Aria is working with a number of foreign countries — including nations in Southeast Asia, Europe and Latin America — to create public-private partnerships to handle scanning duties. Evaluation of the technology involved is ongoing at the new National Center for Border Security and Immigration in Tucson, a DHS center of excellence led by The University of Arizona and The University of Texas at El Paso.


“The container can get through in 25 to 30 seconds,” said Crosby. “It’s not an issue of whether it can be done, but the cost to do it.”


A 2010 report from the European Commission said “a total of €430 million [US$598 million] would be required for investments for scanning and radiation detection including significant changes in infrastructure to create space for extra facilities for ports and terminals involved in U.S.-bound container traffic. Operational costs in European ports would rise by more than €200 million [US$278 million] annually, including expenditure for 2,200 extra staff.”


Crosby says one Asian nation, for example, would need to spend approximately $25 million to support the operation of about 12 mobile scanners and keep goods flowing from its major port, where 70 percent of outbound traffic heads to the U.S.
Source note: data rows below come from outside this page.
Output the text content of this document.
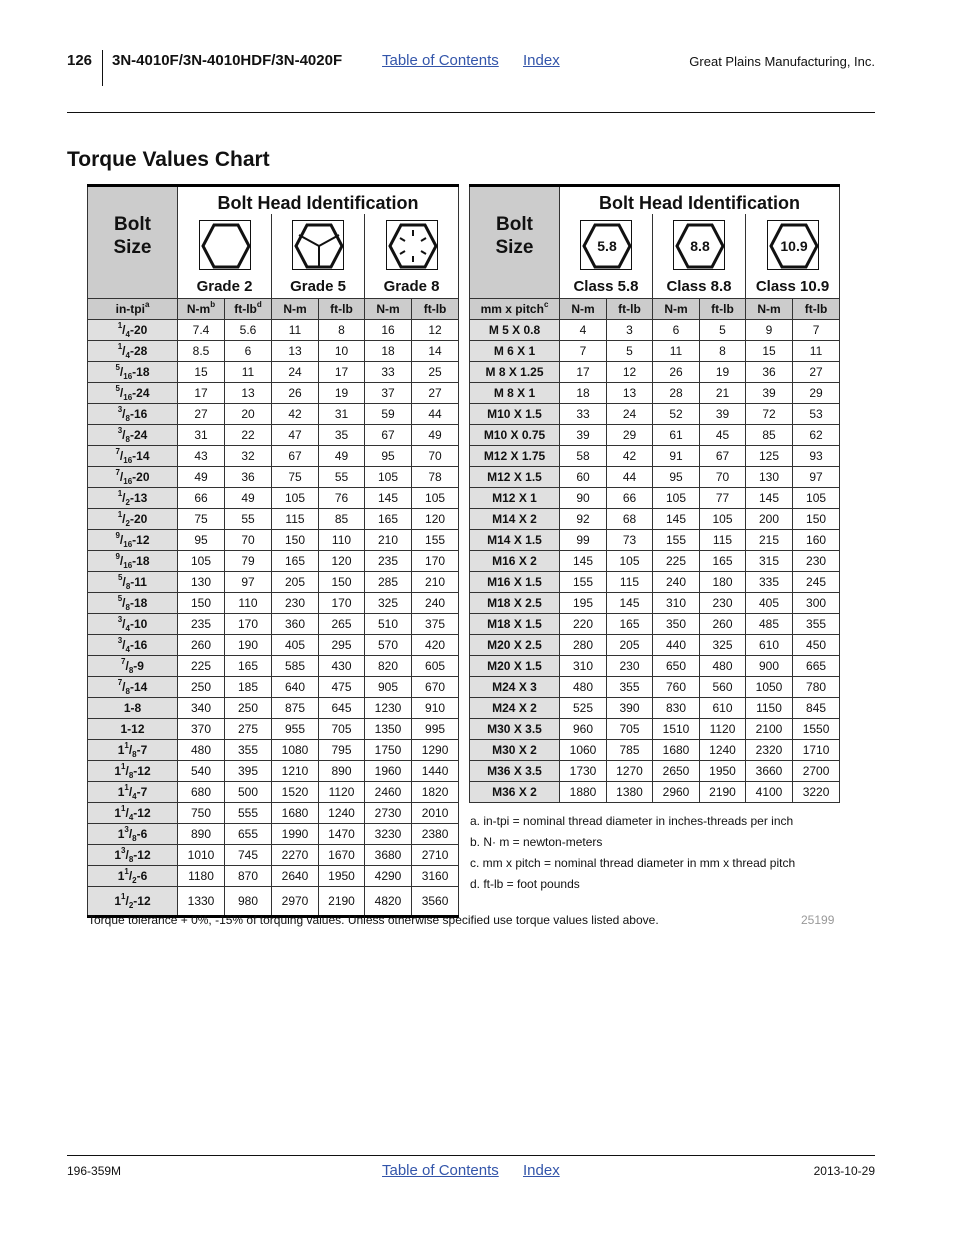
126 3N-4010F/3N-4010HDF/3N-4020F	Table of Contents Index	Great Plains Manufacturing, Inc.
Torque Values Chart
Bolt
Size	Bolt Head Identification					

	Grade 2		Grade 5		Grade 8	
in-tpi$^a$	$N-m^b$	$ft-lb^d$	N-m	ft-lb	N-m	ft-lb
$^1/_4-20$	7.4	5.6	11	8	16	12
$^1/_4-28$	8.5	6	13	10	18	14
$^5/_{16}-18$	15	11	24	17	33	25
$^5/_{16}-24$	17	13	26	19	37	27
$^3/_8-16$	27	20	42	31	59	44
$^3/_8-24$	31	22	47	35	67	49
$^7/_{16}-14$	43	32	67	49	95	70
$^7/_{16}-20$	49	36	75	55	105	78
$^1/_2-13$	66	49	105	76	145	105
$^1/_2-20$	75	55	115	85	165	120
$^9/_{16}-12$	95	70	150	110	210	155
$^9/_{16}-18$	105	79	165	120	235	170
$^5/_8-11$	130	97	205	150	285	210
$^5/_8-18$	150	110	230	170	325	240
$^3/_4-10$	235	170	360	265	510	375
$^3/_4-16$	260	190	405	295	570	420
$^7/_8-9$	225	165	585	430	820	605
$^7/_8-14$	250	185	640	475	905	670
1-8	340	250	875	645	1230	910
1-12	370	275	955	705	1350	995
$1^1/_8-7$	480	355	1080	795	1750	1290
$1^1/_8-12$	540	395	1210	890	1960	1440
$1^1/_4-7$	680	500	1520	1120	2460	1820
$1^1/_4-12$	750	555	1680	1240	2730	2010
$1^3/_8-6$	890	655	1990	1470	3230	2380
$1^3/_8-12$	1010	745	2270	1670	3680	2710
$1^1/_2-6$	1180	870	2640	1950	4290	3160
$1^1/_2-12$	1330	980	2970	2190	4820	3560
Bolt
Size	Bolt Head Identification					

5.8		8.8		10.9	

	Class 5.8		Class 8.8		Class 10.9	
mm x pitch$^c$	N-m	ft-lb	N-m	ft-lb	N-m	ft-lb
M 5 X 0.8	4	3	6	5	9	7
M 6 X 1	7	5	11	8	15	11
M 8 X 1.25	17	12	26	19	36	27
M 8 X 1	18	13	28	21	39	29
M10 X 1.5	33	24	52	39	72	53
M10 X 0.75	39	29	61	45	85	62
M12 X 1.75	58	42	91	67	125	93
M12 X 1.5	60	44	95	70	130	97
M12 X 1	90	66	105	77	145	105
M14 X 2	92	68	145	105	200	150
M14 X 1.5	99	73	155	115	215	160
M16 X 2	145	105	225	165	315	230
M16 X 1.5	155	115	240	180	335	245
M18 X 2.5	195	145	310	230	405	300
M18 X 1.5	220	165	350	260	485	355
M20 X 2.5	280	205	440	325	610	450
M20 X 1.5	310	230	650	480	900	665
M24 X 3	480	355	760	560	1050	780
M24 X 2	525	390	830	610	1150	845
M30 X 3.5	960	705	1510	1120	2100	1550
M30 X 2	1060	785	1680	1240	2320	1710
M36 X 3.5	1730	1270	2650	1950	3660	2700
M36 X 2	1880	1380	2960	2190	4100	3220
a. in-tpi = nominal thread diameter in inches-threads per inch
b. N· m = newton-meters
c. mm x pitch = nominal thread diameter in mm x thread pitch
d. ft-lb = foot pounds
Torque tolerance + 0%, -15% of torquing values. Unless otherwise specified use torque values listed above.	25199
196-359M	Table of Contents Index	2013-10-29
“That’s about $24 million that the government doesn’t have, but the port is terrified they have to put their economic well-being in the hands of our U.S. Congress.” That very same Congress may yet provide some salvation: Two measures introduced in 2010, and currently in committee, would delay the July 2012 deadline until the technology has evolved sufficiently, or allow less intrusive scanning to suffice.